La victoire du Hamas aux élections législatives palestiniennes du 25 janvier 2006 est-elle de mauvais augure pour la démocratie et la paix dans la région ? Les islamistes peuvent-ils gouverner sans remettre en cause des libertés fondamentales ? Est-il envisageable que le Mouvement de la résistance islamique (1) suive la voie de l'Armée républicaine irlandaise (IRA), qu'il renonce à la lutte armée et aux actions terroristes pour devenir un parti politique fréquentable et un partenaire fiable en vue d'éventuelles négociations ? Certaines déclarations rassurantes laisseraient penser que le Hamas a finalement choisi la voie du pragmatisme : « Nous sommes dans une période de longue trêve. Celui qui, aujourd'hui, parle de libérer toute la Palestine n'est pas sain d'esprit », expliquait il y a peu Mohamed Touta, numéro un sur la liste de Jérusalem (2). Mais si l'on s'en tient aux propos de Khaled Meshal, chef du bureau politique à Damas, ou à ceux de Mahmoud Zahar (médecin à Gaza, l'un des fondateurs du mouvement et membre de sa direction collégiale), qui excluent de renoncer à la lutte armée, il semble bien que rien n'ait changé chez les radicaux palestiniens. Au-delà des signes et des déclarations contradictoires, une analyse prospective de l'avenir du pouvoir palestinien exige que l'on mette en perspective le programme politique du Hamas, ses objectifs à court et long terme, sa marge de manoeuvre par rapport à son électorat et à son opposition, ainsi que les contraintes que lui imposeront Israël et la communauté internationale et, surtout, l'attitude qu'adopteront ses partenaires et ses adversaires politiques sur la scène palestinienne et israélienne. Pour la formation islamiste et pour les Palestiniens, l'urgence consiste à préserver l'unité nationale. Et c'est sans doute là que réside la contradiction centrale que le Hamas devra résoudre : comment rester fidèle à sa base tout en suscitant un consensus parmi la population palestinienne ?

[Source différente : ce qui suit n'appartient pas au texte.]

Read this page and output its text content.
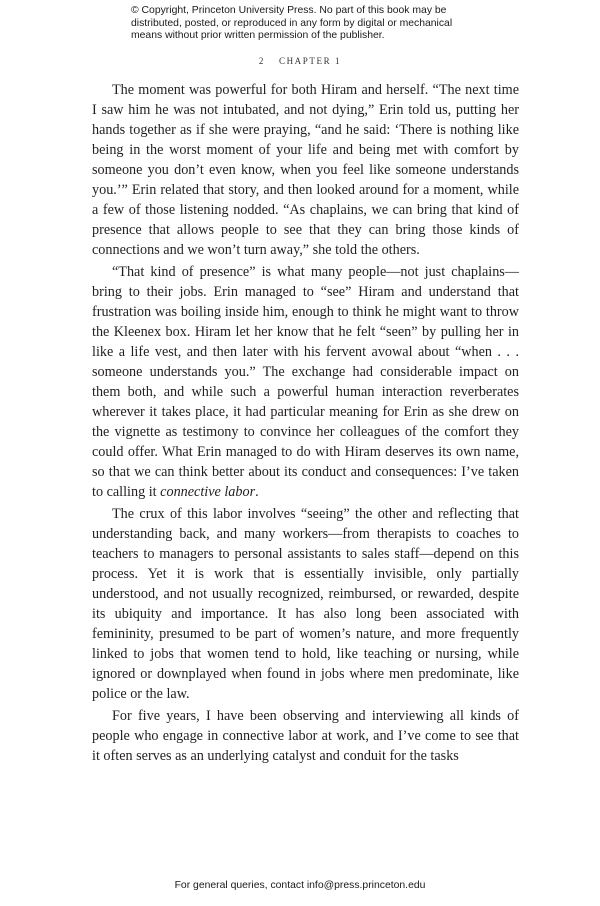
© Copyright, Princeton University Press. No part of this book may be
distributed, posted, or reproduced in any form by digital or mechanical
means without prior written permission of the publisher.
2 CHAPTER 1

The moment was powerful for both Hiram and herself. “The next time I saw him he was not intubated, and not dying,” Erin told us, putting her hands together as if she were praying, “and he said: ‘There is nothing like being in the worst moment of your life and being met with comfort by someone you don’t even know, when you feel like someone understands you.’” Erin related that story, and then looked around for a moment, while a few of those listening nodded. “As chaplains, we can bring that kind of presence that allows people to see that they can bring those kinds of connections and we won’t turn away,” she told the others.

“That kind of presence” is what many people—not just chaplains—bring to their jobs. Erin managed to “see” Hiram and understand that frustration was boiling inside him, enough to think he might want to throw the Kleenex box. Hiram let her know that he felt “seen” by pulling her in like a life vest, and then later with his fervent avowal about “when . . . someone understands you.” The exchange had considerable impact on them both, and while such a powerful human interaction reverberates wherever it takes place, it had particular meaning for Erin as she drew on the vignette as testimony to convince her colleagues of the comfort they could offer. What Erin managed to do with Hiram deserves its own name, so that we can think better about its conduct and consequences: I’ve taken to calling it connective labor.

The crux of this labor involves “seeing” the other and reflecting that understanding back, and many workers—from therapists to coaches to teachers to managers to personal assistants to sales staff—depend on this process. Yet it is work that is essentially invisible, only partially understood, and not usually recognized, reimbursed, or rewarded, despite its ubiquity and importance. It has also long been associated with femininity, presumed to be part of women’s nature, and more frequently linked to jobs that women tend to hold, like teaching or nursing, while ignored or downplayed when found in jobs where men predominate, like police or the law.

For five years, I have been observing and interviewing all kinds of people who engage in connective labor at work, and I’ve come to see that it often serves as an underlying catalyst and conduit for the tasks

For general queries, contact info@press.princeton.edu
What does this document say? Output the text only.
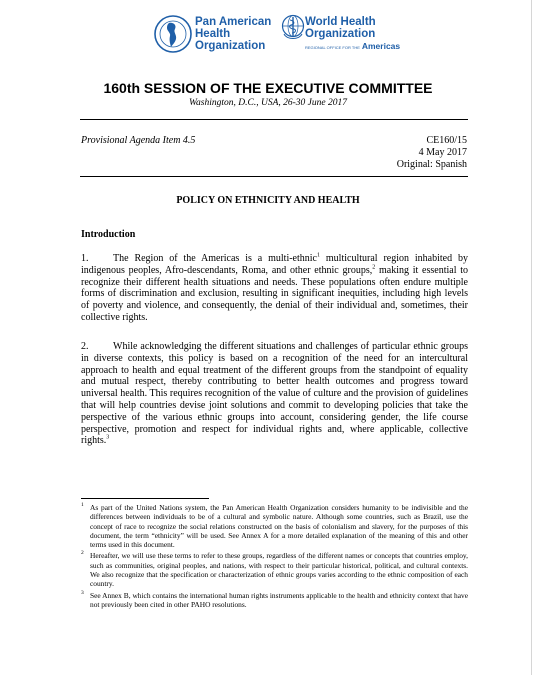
Pan American
Health
Organization
World Health
Organization
REGIONAL OFFICE FOR THE Americas
160th SESSION OF THE EXECUTIVE COMMITTEE
Washington, D.C., USA, 26-30 June 2017
Provisional Agenda Item 4.5	CE160/15
4 May 2017
Original: Spanish
POLICY ON ETHNICITY AND HEALTH
Introduction

1. The Region of the Americas is a multi-ethnic$^1$ multicultural region inhabited by indigenous peoples, Afro-descendants, Roma, and other ethnic groups,$^2$ making it essential to recognize their different health situations and needs. These populations often endure multiple forms of discrimination and exclusion, resulting in significant inequities, including high levels of poverty and violence, and consequently, the denial of their individual and, sometimes, their collective rights.

2. While acknowledging the different situations and challenges of particular ethnic groups in diverse contexts, this policy is based on a recognition of the need for an intercultural approach to health and equal treatment of the different groups from the standpoint of equality and mutual respect, thereby contributing to better health outcomes and progress toward universal health. This requires recognition of the value of culture and the provision of guidelines that will help countries devise joint solutions and commit to developing policies that take the perspective of the various ethnic groups into account, considering gender, the life course perspective, promotion and respect for individual rights and, where applicable, collective rights.$^3$

1 As part of the United Nations system, the Pan American Health Organization considers humanity to be indivisible and the differences between individuals to be of a cultural and symbolic nature. Although some countries, such as Brazil, use the concept of race to recognize the social relations constructed on the basis of colonialism and slavery, for the purposes of this document, the term “ethnicity” will be used. See Annex A for a more detailed explanation of the meaning of this and other terms used in this document.

2 Hereafter, we will use these terms to refer to these groups, regardless of the different names or concepts that countries employ, such as communities, original peoples, and nations, with respect to their particular historical, political, and cultural contexts. We also recognize that the specification or characterization of ethnic groups varies according to the ethnic composition of each country.

3 See Annex B, which contains the international human rights instruments applicable to the health and ethnicity context that have not previously been cited in other PAHO resolutions.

Le Hamas, compétiteur nationaliste

L'irruption du Hamas sur la scène palestinienne
Contrairement à la plupart des mouvements islamistes qui se sont constitués en opposition aux partis nationalistes au pouvoir depuis l'indépendance, le Hamas opère une synthèse entre islamisme et nationalisme. Les Frères musulmans, implantés en Palestine dès les années 1970, avaient pour objectif principal l'islamisation de la société. Ils se déployaient alors sur le terrain social et éducatif, construisant patiemment des institutions et des réseaux capables de former les générations futures. Une fois islamisées, celles-ci seraient suffisamment solides pour s'atteler à la libération de la terre sacrée. Dans les années 1970 et 1980, le développement des Frères musulmans est perçu plutôt favorablement par Israël qui leur reconnaît le mérite d'occuper le terrain en Cisjordanie et dans la bande de Gaza, de détourner les Palestiniens de la politique et d'endiguer ainsi l'influence des nationalistes de l'Organisation de libération de la Palestine (OLP).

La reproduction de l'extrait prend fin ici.